De periode vanaf 1 juli 2015
4.7 In verband met het aflopen van de rentevastperiode van de hypothecaire geldlening op 1 juli 2015 heeft de Bank Consument in maart 2015 een renteherzieningsvoorstel gedaan. In eerste instantie is de Bank in het renteherzieningsvoorstel nog uitgegaan van de onjuiste marktwaarde en is de hypothecaire geldlening ingedeeld in een onjuiste schuld-marktwaardeklasse. Echter, nu de Bank in april 2015, na tussenkomst van Consument, de juiste marktwaarde van de woning heeft gehanteerd, is zij bij het ingaan van de nieuwe rentevastperiode uitgegaan van de juiste marktwaarde. Consument heeft derhalve vanaf 1 juli 2015 de juiste en ook de maximale rente-korting ontvangen.

Slotconclusie
4.8 Het feit dat de Bank vanaf 3 juni 1998 een onjuiste marktwaarde van de woning heeft gehanteerd is weliswaar slordig en onachtzaam, maar het is niet aannemelijk geworden dat Consument daardoor schade of ander nadeel heeft geleden.
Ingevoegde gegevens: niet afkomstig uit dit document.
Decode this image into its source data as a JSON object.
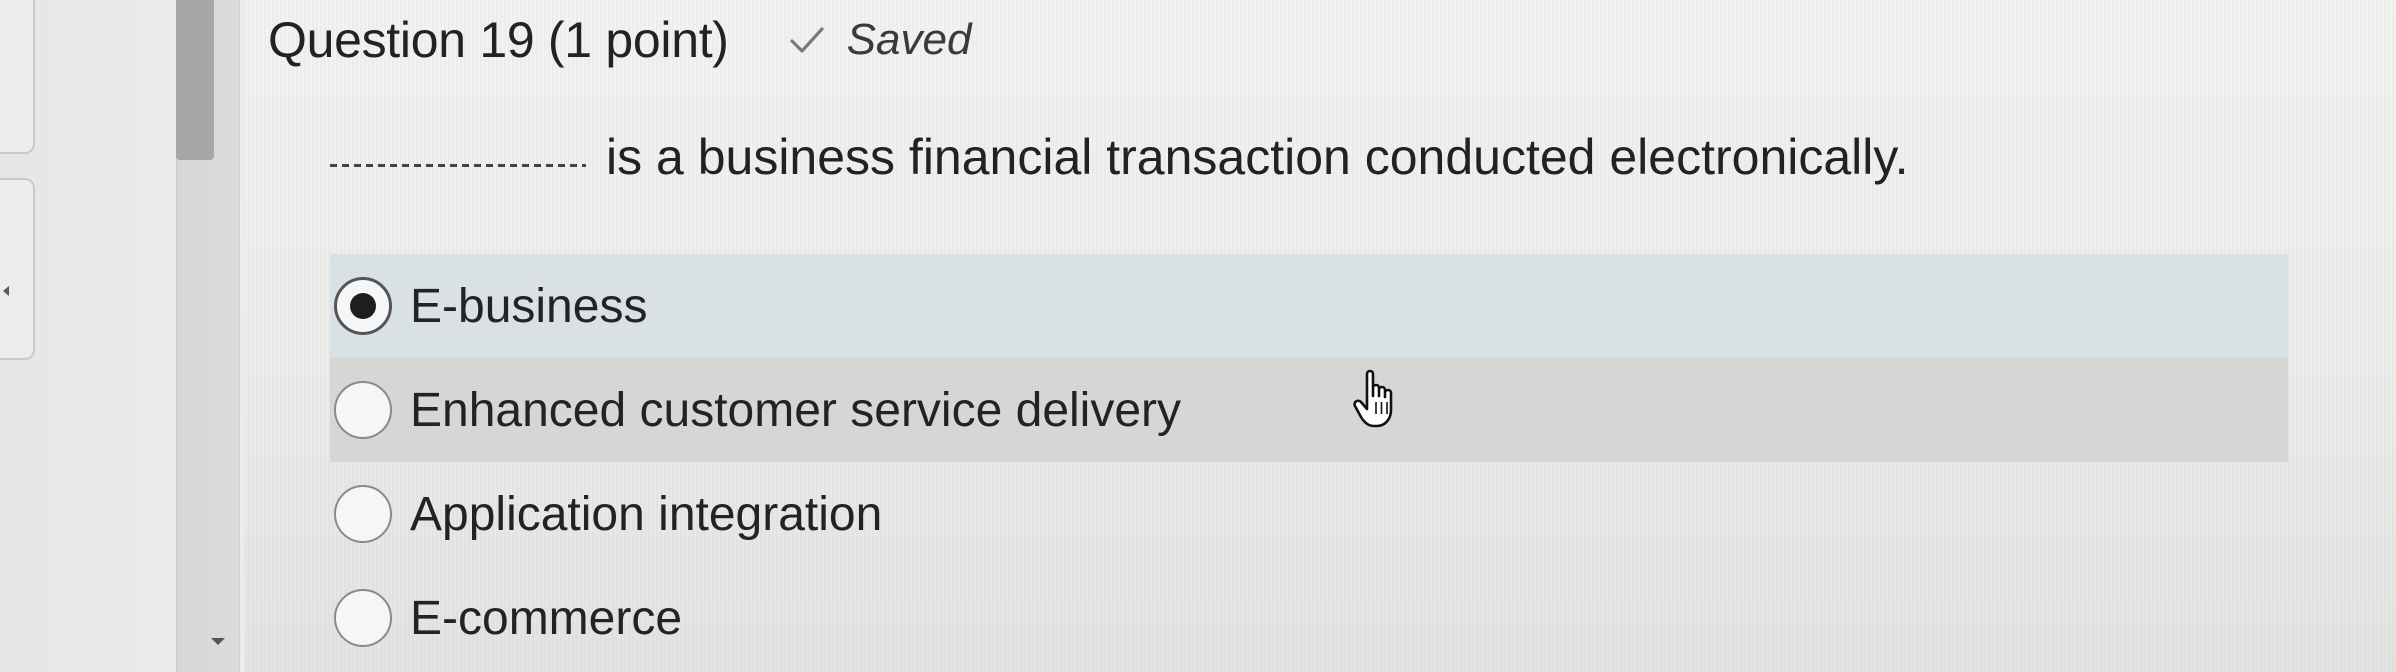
{
  "header": {
    "title": "Question 19 (1 point)",
    "saved_label": "Saved"
  },
  "question": {
    "blank": "___________",
    "text": "is a business financial transaction conducted electronically."
  },
  "options": [
    {
      "label": "E-business",
      "selected": true
    },
    {
      "label": "Enhanced customer service delivery",
      "selected": false
    },
    {
      "label": "Application integration",
      "selected": false
    },
    {
      "label": "E-commerce",
      "selected": false
    }
  ],
  "icons": {
    "saved": "checkmark-icon",
    "cursor": "hand-pointer-icon"
  },
  "colors": {
    "selected_row": "#d9e1e5",
    "hover_row": "#d6d6d5",
    "scroll_thumb": "#a6a6a4"
  }
}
4.9 Het voorgaande leidt ertoe dat de vordering van Consument wordt afgewezen.

5. Beslissing

De Commissie wijst de vordering af.

De uitspraak heeft de vorm van een niet-bindend advies. Tegen deze uitspraak staat geen hoger beroep open bij de Commissie van Beroep Financiële Dienstverlening. U kunt de zaak nog wel aan de rechter voorleggen.

U kunt, binnen twee weken na de verzenddatum van deze uitspraak, bij de Voorzitter van de Geschillencommissie Financiële Dienstverlening schriftelijk een verzoek indienen tot herstel van kennelijke vergissingen in de uitspraak. U moet daarbij met name denken aan correctie van reken- of schrijffouten en verbetering van namen en data. De volledige procedure met de termijnen die daarbij in acht moeten worden genomen staat beschreven in artikel 46 van het Reglement.